11 - Humiliation

152 7 7
                                    

Setelah membayar tagihan makanan mereka dengan uang pas, Baekhyun dan Chanyeol berjalan untuk meninggalkan kedai tersebut.

Udara di luar semakin rendah dan si hitam metalik kesayangan Chanyeol berada cukup jauh dari kedai yang mereka sambangi. Ingin rasanya Baekhyun untuk segera menghangatkan tubuh, maka dia setengah berlari untuk mendahului Chanyeol di belakang.

Dia memeluk tubuhnya sendiri, kepulan udara berwarna putih dapat terlihat begitu indera pencium Baekhyun menghempas karbondioksida dari rongga dada.

Baekhyun mempercepat langkah dikarenakan kulitnya sudah tidak tahan untuk bersinggungan lebih lama dengan angin malam. Bahkan untuk beberapa saat dia sudah tidak memikirkan Chanyeol berserta kunci mobil yang apik berada dalam saku pemuda tersebut.

Hingga pada satu momen Baekhyun merasakan sesuatu menghimpit bahunya.

Itu Chanyeol, tentu saja.

Pemuda tinggi tersebut tersenyum ala bintang pasta gigi yang menampilkan serentet gigi kokoh yang menjadi kebanggannya. Karena, yah— bagian tersebut selalu menarik perhatian untuk mereka yang memuja.

Tapi Baekhyun tidak.

Walau tidak dapat dipungkiri Chanyeol sangat menawan, dia memiliki senyum dengan mahkota yang sempurna sehingga daya tarik pemuda tersebut bertambah, bahkan Chanyeol melebihi dari daftar lelaki idaman yang pernah disebutkan Zitao.

Baekhyun pun tidak mengelak mengenai paras sang dominan yang indah, namun dia lebih memilih makan batu dari pada mengakui langsung di depan si empunya.

Jika dibanding dengan bagaimana paras Chanyeol yang memikat hati, Baekhyun lebih menyukai sesuatu yang lain yang ada pada dominan tersebut. Si tinggi itu menjadi super mempesona kala dia tengah menggapai Baekhyun, menggenggam tangan Baekhyun juga memberikan kehangatan seperti yang tengah dia lakukan sekarang.

"Dingin, ya?"

Chanyeol bertanya kemudian mendapati Baekhyun yang menatap malas. Tampan-tampan tapi bodoh. Bahkan idiot sekalipun bisa mengetahui langsung.

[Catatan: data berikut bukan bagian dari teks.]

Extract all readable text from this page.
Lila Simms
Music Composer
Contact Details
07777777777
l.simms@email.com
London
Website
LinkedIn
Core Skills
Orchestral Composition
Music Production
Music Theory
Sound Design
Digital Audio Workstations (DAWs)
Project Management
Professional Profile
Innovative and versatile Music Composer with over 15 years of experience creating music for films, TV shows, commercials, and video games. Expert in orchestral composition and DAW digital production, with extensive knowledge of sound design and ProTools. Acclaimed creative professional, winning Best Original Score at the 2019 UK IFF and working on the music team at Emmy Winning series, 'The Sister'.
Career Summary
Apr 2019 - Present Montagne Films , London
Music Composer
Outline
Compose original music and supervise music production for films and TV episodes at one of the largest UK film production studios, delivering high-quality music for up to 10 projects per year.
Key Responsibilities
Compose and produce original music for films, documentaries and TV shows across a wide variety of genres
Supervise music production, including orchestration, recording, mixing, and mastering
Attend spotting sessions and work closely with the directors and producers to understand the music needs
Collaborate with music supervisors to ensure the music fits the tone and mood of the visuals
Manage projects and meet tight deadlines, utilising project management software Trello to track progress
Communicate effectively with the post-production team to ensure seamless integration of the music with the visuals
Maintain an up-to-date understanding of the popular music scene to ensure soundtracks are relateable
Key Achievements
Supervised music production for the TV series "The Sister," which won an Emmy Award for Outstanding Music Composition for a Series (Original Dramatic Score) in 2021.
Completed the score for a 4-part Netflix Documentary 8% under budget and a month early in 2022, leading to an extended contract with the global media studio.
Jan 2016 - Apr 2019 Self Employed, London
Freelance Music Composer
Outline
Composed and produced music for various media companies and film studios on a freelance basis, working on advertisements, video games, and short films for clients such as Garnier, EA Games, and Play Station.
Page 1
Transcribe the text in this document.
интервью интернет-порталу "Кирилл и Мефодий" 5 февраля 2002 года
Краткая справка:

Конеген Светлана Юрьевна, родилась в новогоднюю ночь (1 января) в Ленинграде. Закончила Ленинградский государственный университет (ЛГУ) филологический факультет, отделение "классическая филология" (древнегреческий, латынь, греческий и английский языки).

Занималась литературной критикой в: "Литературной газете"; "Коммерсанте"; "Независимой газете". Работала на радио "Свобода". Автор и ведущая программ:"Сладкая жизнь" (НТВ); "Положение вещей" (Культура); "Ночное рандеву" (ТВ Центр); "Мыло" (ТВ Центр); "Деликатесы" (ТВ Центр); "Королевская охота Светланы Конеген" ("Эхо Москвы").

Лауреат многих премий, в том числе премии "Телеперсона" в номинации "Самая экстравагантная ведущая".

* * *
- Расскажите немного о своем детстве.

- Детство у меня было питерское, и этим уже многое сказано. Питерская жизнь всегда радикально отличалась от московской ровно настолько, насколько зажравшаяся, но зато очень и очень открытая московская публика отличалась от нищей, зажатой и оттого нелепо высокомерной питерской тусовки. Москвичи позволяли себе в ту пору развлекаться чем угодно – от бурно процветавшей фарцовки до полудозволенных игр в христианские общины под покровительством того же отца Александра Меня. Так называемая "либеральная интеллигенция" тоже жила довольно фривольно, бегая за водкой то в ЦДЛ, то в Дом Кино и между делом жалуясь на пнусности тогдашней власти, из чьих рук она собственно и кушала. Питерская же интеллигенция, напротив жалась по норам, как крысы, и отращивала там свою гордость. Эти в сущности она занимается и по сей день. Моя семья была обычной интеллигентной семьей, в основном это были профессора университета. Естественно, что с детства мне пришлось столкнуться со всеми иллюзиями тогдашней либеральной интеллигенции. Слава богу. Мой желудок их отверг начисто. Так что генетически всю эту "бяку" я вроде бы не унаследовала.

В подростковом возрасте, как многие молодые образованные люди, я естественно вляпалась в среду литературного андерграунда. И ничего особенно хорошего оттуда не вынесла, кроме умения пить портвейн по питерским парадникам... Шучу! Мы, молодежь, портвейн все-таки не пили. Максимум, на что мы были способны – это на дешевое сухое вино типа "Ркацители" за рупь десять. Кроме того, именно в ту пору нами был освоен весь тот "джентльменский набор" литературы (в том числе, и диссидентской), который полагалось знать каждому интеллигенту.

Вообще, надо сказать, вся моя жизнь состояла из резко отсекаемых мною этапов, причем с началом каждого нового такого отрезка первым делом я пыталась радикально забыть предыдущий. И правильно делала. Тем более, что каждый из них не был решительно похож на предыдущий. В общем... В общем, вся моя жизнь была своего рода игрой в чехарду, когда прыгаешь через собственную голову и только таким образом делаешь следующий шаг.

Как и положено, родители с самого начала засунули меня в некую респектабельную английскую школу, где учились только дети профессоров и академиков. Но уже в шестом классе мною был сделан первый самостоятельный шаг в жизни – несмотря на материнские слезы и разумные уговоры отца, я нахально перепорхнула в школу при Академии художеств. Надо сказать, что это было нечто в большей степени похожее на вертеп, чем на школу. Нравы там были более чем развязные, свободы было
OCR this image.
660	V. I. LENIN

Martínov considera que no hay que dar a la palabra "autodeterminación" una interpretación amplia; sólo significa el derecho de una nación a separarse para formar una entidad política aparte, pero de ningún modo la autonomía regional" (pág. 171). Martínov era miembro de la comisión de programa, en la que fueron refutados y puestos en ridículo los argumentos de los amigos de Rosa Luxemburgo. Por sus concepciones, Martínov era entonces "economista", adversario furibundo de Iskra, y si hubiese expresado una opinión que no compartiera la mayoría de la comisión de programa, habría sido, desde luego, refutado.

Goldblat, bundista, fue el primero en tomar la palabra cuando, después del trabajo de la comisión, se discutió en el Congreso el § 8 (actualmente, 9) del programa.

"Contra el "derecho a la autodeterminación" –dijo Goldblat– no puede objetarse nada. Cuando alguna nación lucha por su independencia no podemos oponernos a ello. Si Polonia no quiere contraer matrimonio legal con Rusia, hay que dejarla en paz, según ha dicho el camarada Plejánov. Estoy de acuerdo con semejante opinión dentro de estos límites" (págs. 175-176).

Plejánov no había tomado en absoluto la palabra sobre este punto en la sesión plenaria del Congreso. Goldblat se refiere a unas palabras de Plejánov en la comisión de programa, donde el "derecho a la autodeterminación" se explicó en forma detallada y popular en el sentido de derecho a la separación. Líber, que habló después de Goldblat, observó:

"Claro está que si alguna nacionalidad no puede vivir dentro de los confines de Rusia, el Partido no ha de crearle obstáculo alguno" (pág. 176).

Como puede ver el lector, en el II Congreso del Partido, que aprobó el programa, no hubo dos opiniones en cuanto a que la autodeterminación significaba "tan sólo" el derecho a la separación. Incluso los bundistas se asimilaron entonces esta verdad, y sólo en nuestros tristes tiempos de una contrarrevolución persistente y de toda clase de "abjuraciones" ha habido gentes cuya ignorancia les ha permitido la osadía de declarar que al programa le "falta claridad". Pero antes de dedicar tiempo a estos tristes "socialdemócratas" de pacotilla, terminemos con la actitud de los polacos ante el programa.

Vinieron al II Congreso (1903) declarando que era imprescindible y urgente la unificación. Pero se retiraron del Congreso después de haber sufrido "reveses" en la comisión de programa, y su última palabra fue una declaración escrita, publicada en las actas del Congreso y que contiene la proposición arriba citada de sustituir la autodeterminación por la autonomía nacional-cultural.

Begitu Benz milik Chanyeol sudah masuk dalam radius pandangan Baekhyun, pemuda kecil itu berlari dan meninggalkan Chanyeol. Dia membuka pintu penumpang dan meraih jaket yang tertinggal di sana, Chanyeol si bodoh yang berlagak tidak membawa jaket.

Chanyeol membawa Baekhyun ke sebuah penginapan yang tidak jauh dari sana. Penginapan keluarga berbentuk rumah yang memiliki aksen tradisional yang akan membuat Baekhyun merasa nyaman untuk menginap.

Rumah tersebut memiliki pondasi yang terdiri dari kayu, terlihat kokoh dengan ukiran-ukiran sederhana. Baekhyun terpana dan membuka mulut takjub saat dia memijak halaman dengan alas batu kali.

Pandangan si kecil menengadah, menatap bulan purnama seperti tengah bertengger tepat di atas atap rumah yang melengkung ke atas pada bagian ujung.

Dia bahkan dapat melihat jelas guratan tegas tubuh seekor hewan dalam bulan tersebut. Kalau saja Baekhyun adalah anak berusia enam, dia yakin kalau ia akan percaya mengenai dongeng kelinci dan bulan.

"Kelinci yang baik hati?" Chanyeol datang setelah dia mengunci pintu gerbang. Dia ikut memandang bulan yang benderang.

Sedangkan Baekhyun kini menoleh, bertanya-tanya mengapa Chanyeol mengerti apa yang dia pikirkan.

"Kurasa kelinci yang bodoh adalah panggilan yang lebih tepat." Baekhyun menjawab asal sembari mengendikkan kedua bahu.

Tetapi kemudian dia ingat sesuatu dan membesarkan ukuran mata, "Ku pikir kau hanya bercanda saat membicarakan soal menginap." Dia menusuk-nusuk sebelah bahu Chanyeol dengan telunjuk, manik Baekhyun kembali menyipit dengan gerakan yang dibuat-buat.